I myself used to be mesmerized by pyrite, and spent a significant number of hours as a kid combing gravel parking lots for golden cubes in the dust.  In addition to simple geometric forms, pyrite can take on the shapes of disks, globes, and can even seep into fossils, creating amazing results.

 pyriteammonitePyrite ammonite fossil. Item for sale at AmmoniteFossil on Etsy

Called fool’s gold for its obvious similarities and tendency to be near gold deposits, pyrite is quite beautiful in its own right. The name comes from Greek “pyrites lithos,” or “the stone which strikes fire,” because when iron is struck by pyrite, it creates a spark.

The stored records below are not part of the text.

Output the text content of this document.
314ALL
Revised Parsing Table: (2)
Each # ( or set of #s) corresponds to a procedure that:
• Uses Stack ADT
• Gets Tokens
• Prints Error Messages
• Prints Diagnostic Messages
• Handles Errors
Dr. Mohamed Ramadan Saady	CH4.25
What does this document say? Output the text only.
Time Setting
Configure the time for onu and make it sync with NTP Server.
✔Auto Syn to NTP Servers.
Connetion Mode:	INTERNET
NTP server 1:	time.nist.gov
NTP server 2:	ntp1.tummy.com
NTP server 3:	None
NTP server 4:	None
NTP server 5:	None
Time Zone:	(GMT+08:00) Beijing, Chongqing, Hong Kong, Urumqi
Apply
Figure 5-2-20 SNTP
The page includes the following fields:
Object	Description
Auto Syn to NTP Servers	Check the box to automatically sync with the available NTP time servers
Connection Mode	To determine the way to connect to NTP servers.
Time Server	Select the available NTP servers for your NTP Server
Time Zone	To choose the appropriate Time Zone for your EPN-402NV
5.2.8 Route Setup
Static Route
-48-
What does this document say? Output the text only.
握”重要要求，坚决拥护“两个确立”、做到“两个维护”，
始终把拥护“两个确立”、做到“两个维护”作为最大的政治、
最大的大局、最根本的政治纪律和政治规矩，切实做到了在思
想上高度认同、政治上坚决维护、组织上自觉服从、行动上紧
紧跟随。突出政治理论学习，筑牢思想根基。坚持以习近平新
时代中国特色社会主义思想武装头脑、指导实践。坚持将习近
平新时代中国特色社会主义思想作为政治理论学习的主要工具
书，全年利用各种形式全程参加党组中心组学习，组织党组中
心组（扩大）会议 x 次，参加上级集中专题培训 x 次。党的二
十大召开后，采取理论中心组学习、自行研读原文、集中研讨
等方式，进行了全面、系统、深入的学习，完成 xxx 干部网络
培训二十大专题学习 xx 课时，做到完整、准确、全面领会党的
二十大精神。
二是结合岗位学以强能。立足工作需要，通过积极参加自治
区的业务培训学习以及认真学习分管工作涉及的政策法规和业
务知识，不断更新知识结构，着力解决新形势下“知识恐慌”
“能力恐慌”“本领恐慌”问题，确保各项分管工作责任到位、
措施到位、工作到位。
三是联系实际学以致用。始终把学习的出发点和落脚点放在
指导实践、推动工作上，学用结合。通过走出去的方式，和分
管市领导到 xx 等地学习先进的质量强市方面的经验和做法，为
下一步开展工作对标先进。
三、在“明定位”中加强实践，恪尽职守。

Pyrite has the same chemical formula as marcasite (FeS2), and as such, they are sometimes confused for one another, despite having different crystal structures. Pyrite is common worldwide, though there are famous deposits in Spain, the US, and Germany. At around 6 on the Mohs hardness scale (harder than gold), pyrite is actually a fair choice in jewelry pieces, and from what I have seen, it is currently in vogue.

As for other uses, Native Americans purportedly polished pieces of pyrite into mirrors, and pyrite was mined during WWII as a source of sulfur for sulfuric acid. Pyrite is thought to be a protective stone, shielding its wearer from harm or difficulty.

And now, back to our regularly-scheduled dollhouse and jewelry posts.  (Sorry, I’m out of pictures of cute goats.)